My Year of Orchids: Promise of the epiphyte garden

I grew up in a home where design was a real topic. My parents, though relatively poor, had furniture from Herman Miller. We kids were taken in car rides to see the architectural work of Mies van der Rohe at the Illinois Institute of Technology and on Lake Shore Drive in Chicago. Less so the great parks of Chicago, Grant Park and Burnham Park, through which, twenty years later, I used to commute by bicycle from downtown to my apartment on Marine Drive.

Those bike rides were the beginning of my landscape awareness, the touch of landscape design as light as a cirrus cloud over Lake Michigan.

When I moved to Boston to work on my PhD at Harvard I visited the Arnold Arboretum several times for classes and later took students there, less for the landscape than for the living specimens. It did occur to me though, especially overlooking the rugged pinetum there, dark with evergreens against a dramatic cumulus sky, that thought had been put into the plantings. Not just what they’d show you about conifers, but how conifers appeared in a quasi-natural setting.
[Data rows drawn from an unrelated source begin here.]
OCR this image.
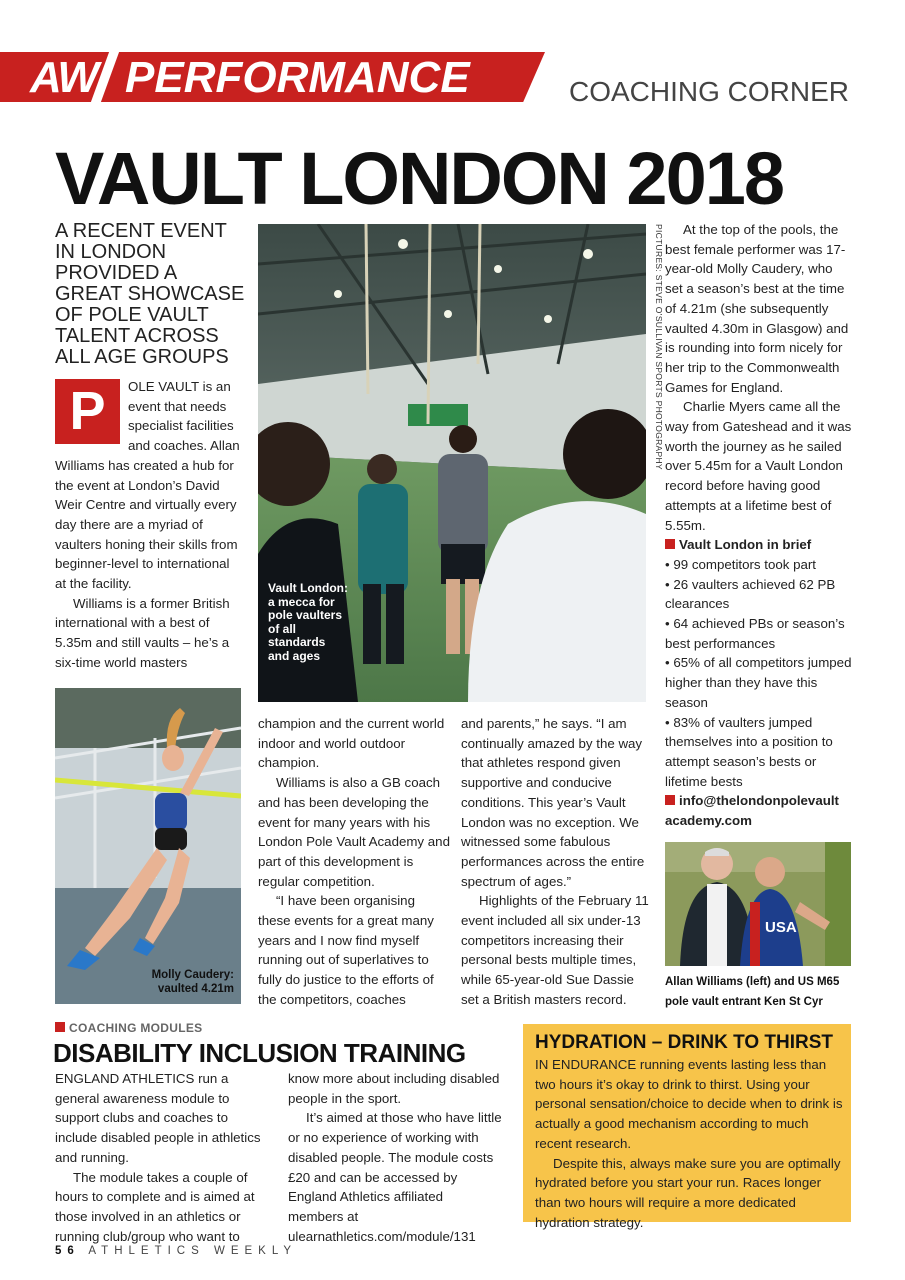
AW PERFORMANCE	COACHING CORNER
VAULT LONDON 2018
A RECENT EVENT IN LONDON PROVIDED A GREAT SHOWCASE OF POLE VAULT TALENT ACROSS ALL AGE GROUPS

P	OLE VAULT is an event that needs specialist facilities and coaches. Allan Williams has created a hub for the event at London’s David Weir Centre and virtually every day there are a myriad of vaulters honing their skills from beginner-level to international at the facility.

Williams is a former British international with a best of 5.35m and still vaults – he’s a six-time world masters

Vault London: a mecca for pole vaulters of all standards and ages
PICTURES: STEVE O’SULLIVAN SPORTS PHOTOGRAPHY
Molly Caudery: vaulted 4.21m

champion and the current world indoor and world outdoor champion.

Williams is also a GB coach and has been developing the event for many years with his London Pole Vault Academy and part of this development is regular competition.

“I have been organising these events for a great many years and I now find myself running out of superlatives to fully do justice to the efforts of the competitors, coaches

and parents,” he says. “I am continually amazed by the way that athletes respond given supportive and conducive conditions. This year’s Vault London was no exception. We witnessed some fabulous performances across the entire spectrum of ages.”

Highlights of the February 11 event included all six under-13 competitors increasing their personal bests multiple times, while 65-year-old Sue Dassie set a British masters record.

At the top of the pools, the best female performer was 17-year-old Molly Caudery, who set a season’s best at the time of 4.21m (she subsequently vaulted 4.30m in Glasgow) and is rounding into form nicely for her trip to the Commonwealth Games for England.

Charlie Myers came all the way from Gateshead and it was worth the journey as he sailed over 5.45m for a Vault London record before having good attempts at a lifetime best of 5.55m.

Vault London in brief

• 99 competitors took part

• 26 vaulters achieved 62 PB clearances

• 64 achieved PBs or season’s best performances

• 65% of all competitors jumped higher than they have this season

• 83% of vaulters jumped themselves into a position to attempt season’s bests or lifetime bests

info@thelondonpolevault academy.com

USA
Allan Williams (left) and US M65 pole vault entrant Ken St Cyr
COACHING MODULES
DISABILITY INCLUSION TRAINING

ENGLAND ATHLETICS run a general awareness module to support clubs and coaches to include disabled people in athletics and running.

The module takes a couple of hours to complete and is aimed at those involved in an athletics or running club/group who want to

know more about including disabled people in the sport.

It’s aimed at those who have little or no experience of working with disabled people. The module costs £20 and can be accessed by England Athletics affiliated members at ulearnathletics.com/module/131

HYDRATION – DRINK TO THIRST

IN ENDURANCE running events lasting less than two hours it’s okay to drink to thirst. Using your personal sensation/choice to decide when to drink is actually a good mechanism according to much recent research.

Despite this, always make sure you are optimally hydrated before you start your run. Races longer than two hours will require a more dedicated hydration strategy.

56 ATHLETICS WEEKLY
Later when I took students from the Boston Architectural College to Arboretum and to the Boston Fens, I came to realize that the genius of Frederick Law Olmsted, designer of these spaces, lay beyond taming the Muddy River and laying nice curved pathways. There was a vision there of how the plantings would look in ten, fifty, maybe one hundred years. This was fine urban garden design, coordinated to a level where the untrained eye could perceive beauty, grace, and form. Gardens got very interesting to me. For a while they were more interesting than the plants that grew in them.
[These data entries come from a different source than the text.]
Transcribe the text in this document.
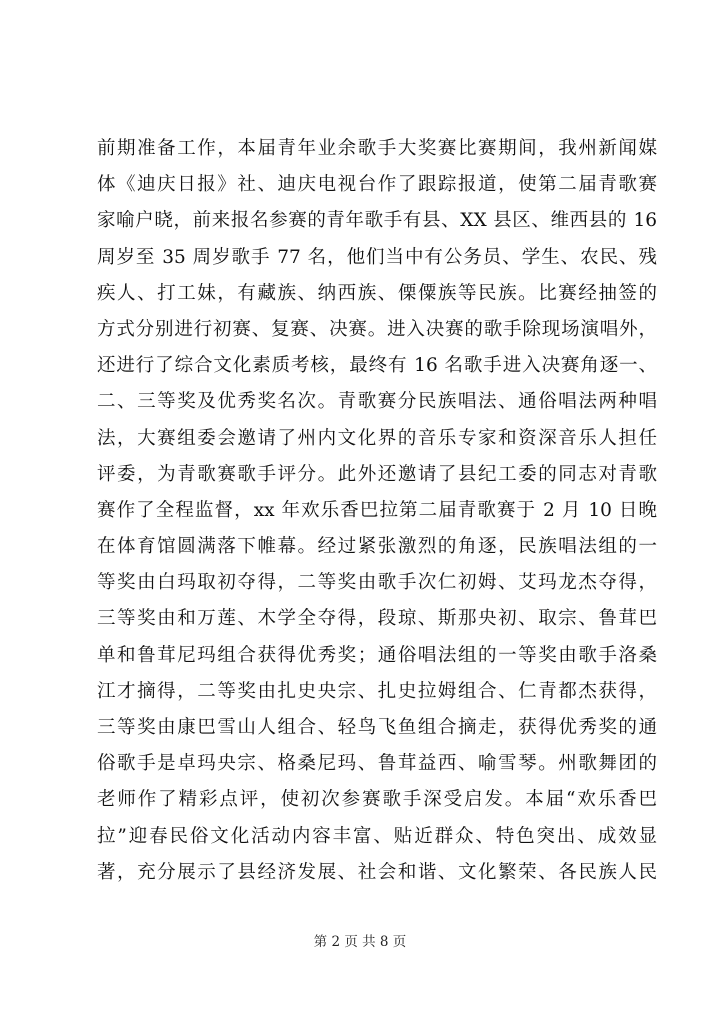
前期准备工作，本届青年业余歌手大奖赛比赛期间，我州新闻媒
体《迪庆日报》社、迪庆电视台作了跟踪报道，使第二届青歌赛
家喻户晓，前来报名参赛的青年歌手有县、XX 县区、维西县的 16
周岁至 35 周岁歌手 77 名，他们当中有公务员、学生、农民、残
疾人、打工妹，有藏族、纳西族、傈僳族等民族。比赛经抽签的
方式分别进行初赛、复赛、决赛。进入决赛的歌手除现场演唱外，
还进行了综合文化素质考核，最终有 16 名歌手进入决赛角逐一、
二、三等奖及优秀奖名次。青歌赛分民族唱法、通俗唱法两种唱
法，大赛组委会邀请了州内文化界的音乐专家和资深音乐人担任
评委，为青歌赛歌手评分。此外还邀请了县纪工委的同志对青歌
赛作了全程监督，xx 年欢乐香巴拉第二届青歌赛于 2 月 10 日晚
在体育馆圆满落下帷幕。经过紧张激烈的角逐，民族唱法组的一
等奖由白玛取初夺得，二等奖由歌手次仁初姆、艾玛龙杰夺得，
三等奖由和万莲、木学全夺得，段琼、斯那央初、取宗、鲁茸巴
单和鲁茸尼玛组合获得优秀奖；通俗唱法组的一等奖由歌手洛桑
江才摘得，二等奖由扎史央宗、扎史拉姆组合、仁青都杰获得，
三等奖由康巴雪山人组合、轻鸟飞鱼组合摘走，获得优秀奖的通
俗歌手是卓玛央宗、格桑尼玛、鲁茸益西、喻雪琴。州歌舞团的
老师作了精彩点评，使初次参赛歌手深受启发。本届“欢乐香巴
拉”迎春民俗文化活动内容丰富、贴近群众、特色突出、成效显
著，充分展示了县经济发展、社会和谐、文化繁荣、各民族人民
第 2 页 共 8 页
The promise of the epiphyte garden hangs on these formative experiences. Placing my orchids, my bromeliads, my tillandsias and epiphytic cacti among the Native trees and shrubs I started a vision. Maybe in some years as they grow and extend their presence in the garden these plants will develop a sort of canopy in which a new, wild ecosystem will develop. Maybe as these plants grapple with the space in and above the trees they will introduce a new rhythm of community form, leaf placement, and movement in their woody hosts.
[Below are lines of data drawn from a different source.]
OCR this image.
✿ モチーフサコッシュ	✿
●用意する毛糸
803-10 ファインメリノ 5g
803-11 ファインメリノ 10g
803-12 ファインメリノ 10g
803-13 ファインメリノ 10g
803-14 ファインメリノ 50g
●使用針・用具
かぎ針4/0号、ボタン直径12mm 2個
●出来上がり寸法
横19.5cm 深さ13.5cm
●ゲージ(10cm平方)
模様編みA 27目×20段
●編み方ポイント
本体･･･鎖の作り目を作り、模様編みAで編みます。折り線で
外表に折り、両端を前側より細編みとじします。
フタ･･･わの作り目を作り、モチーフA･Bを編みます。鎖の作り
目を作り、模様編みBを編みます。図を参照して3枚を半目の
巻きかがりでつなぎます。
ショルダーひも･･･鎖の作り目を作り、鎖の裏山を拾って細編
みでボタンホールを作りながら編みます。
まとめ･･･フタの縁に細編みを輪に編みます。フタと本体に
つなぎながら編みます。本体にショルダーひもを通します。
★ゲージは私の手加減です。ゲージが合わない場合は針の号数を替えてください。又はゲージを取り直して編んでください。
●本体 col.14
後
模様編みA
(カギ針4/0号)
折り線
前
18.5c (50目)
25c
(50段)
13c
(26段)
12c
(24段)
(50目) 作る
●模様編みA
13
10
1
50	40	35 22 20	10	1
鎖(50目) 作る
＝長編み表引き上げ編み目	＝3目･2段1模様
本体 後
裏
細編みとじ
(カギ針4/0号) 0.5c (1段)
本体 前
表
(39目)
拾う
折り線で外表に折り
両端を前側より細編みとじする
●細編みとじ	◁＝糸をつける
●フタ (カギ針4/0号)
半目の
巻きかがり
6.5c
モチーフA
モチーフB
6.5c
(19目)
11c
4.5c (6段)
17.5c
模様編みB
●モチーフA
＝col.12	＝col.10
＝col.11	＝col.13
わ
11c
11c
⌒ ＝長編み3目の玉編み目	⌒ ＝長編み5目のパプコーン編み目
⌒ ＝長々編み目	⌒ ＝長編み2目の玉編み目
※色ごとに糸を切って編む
Friends ask if the orchids will weigh down the trees. Will they break off branches? It’s an experiment. We’ll see. But I think we’re safe for a few years. And don’t trees strengthen as their branches grow and bear more weight? Isn’t it possible that this whole endeavor will lead to changes perhaps unforeseen in the garden? As a living sculpture each plant contributes to the shape of the garden as it develops in and with its inhabitants. To me the promise of the epiphyte garden is the dynamic interplay of sun, water, nutrients, and the amazing plants I have the privilege to nurture.